Output from the third production line at Australia’s giant Gorgon plant is due to start this month, project operator Chevron said. Cheniere Energy’s third production line looks set for “substantial completion” by the end of this month, it said, with the first test cargo having already been shipped.
However, an industry source reported that production problems had resurfaced at Gorgon this week, although the issue has not yet translated into any obvious disruption to loadings. Chevron was not immediately available to comment.
It is possible Chevron may seek replacement supply in the spot market. Mexico’s state-run CFE released a tender to bring in cargoes in late March and early April. A tender by Thailand’s PTT, which closed this week, sought a cargo for delivery between April 27-May 3.
Thomson Reuters’ 45-day weather forecast for Tokyo - Japan is a top LNG importer - indicates milder-than-average temperatures across nearly the whole period. However, Seoul and Beijing will be slightly below the average.
Two cargoes put up for tender by Angola LNG show the extent to which the project has hit its stride after various setbacks last year. This week it offered a March 16-18 loading cargo for delivery in April, in addition to a free-on-board (FOB) cargo for late April-early May, trade sources said.
Under FOB terms, a buyer must bring their own vessel to pick up the cargo.
“The FOB tender is only for those that will accept (Angola LNG‘s) force majeure clause which basically means there is no guarantee that a cargo will be produced,” a trader said.
Last week’s purchase by Argentina of 20 LNG cargoes reflected a price with the slimmest premium to benchmark UK gas levels since 2009, one trader had said. Other sources pointed to the fact that state-run Enarsa choose from a mix of price indices.

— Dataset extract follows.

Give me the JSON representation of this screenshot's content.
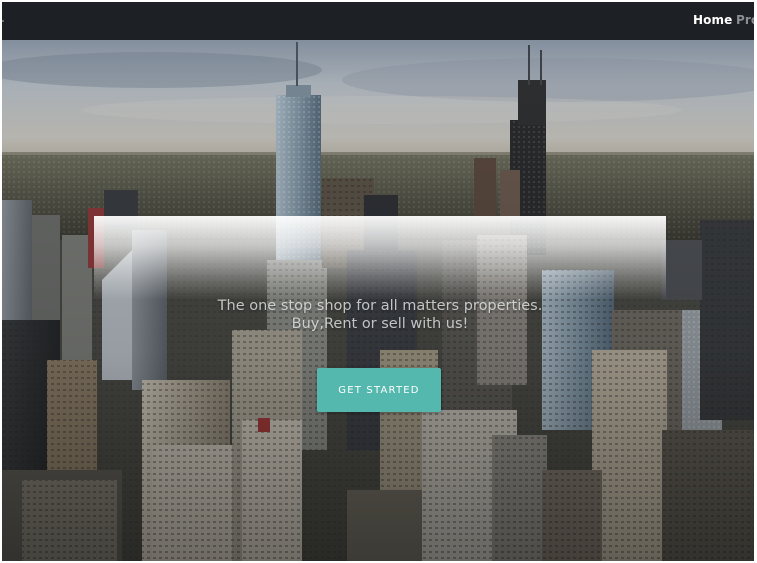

For example, Shell, which walked away with the bulk of deliveries, submitted its bids based on Brent crude oil prices, a trader said.
Italy’s OLT LNG import terminal moored off the Tuscan coast on Friday downsized by three the number of import slots available to participants in its recent supply tender.
“It just issued an updated schedule showing only two April and one May slots, from the respective three and four initially assigned,” a European trader said.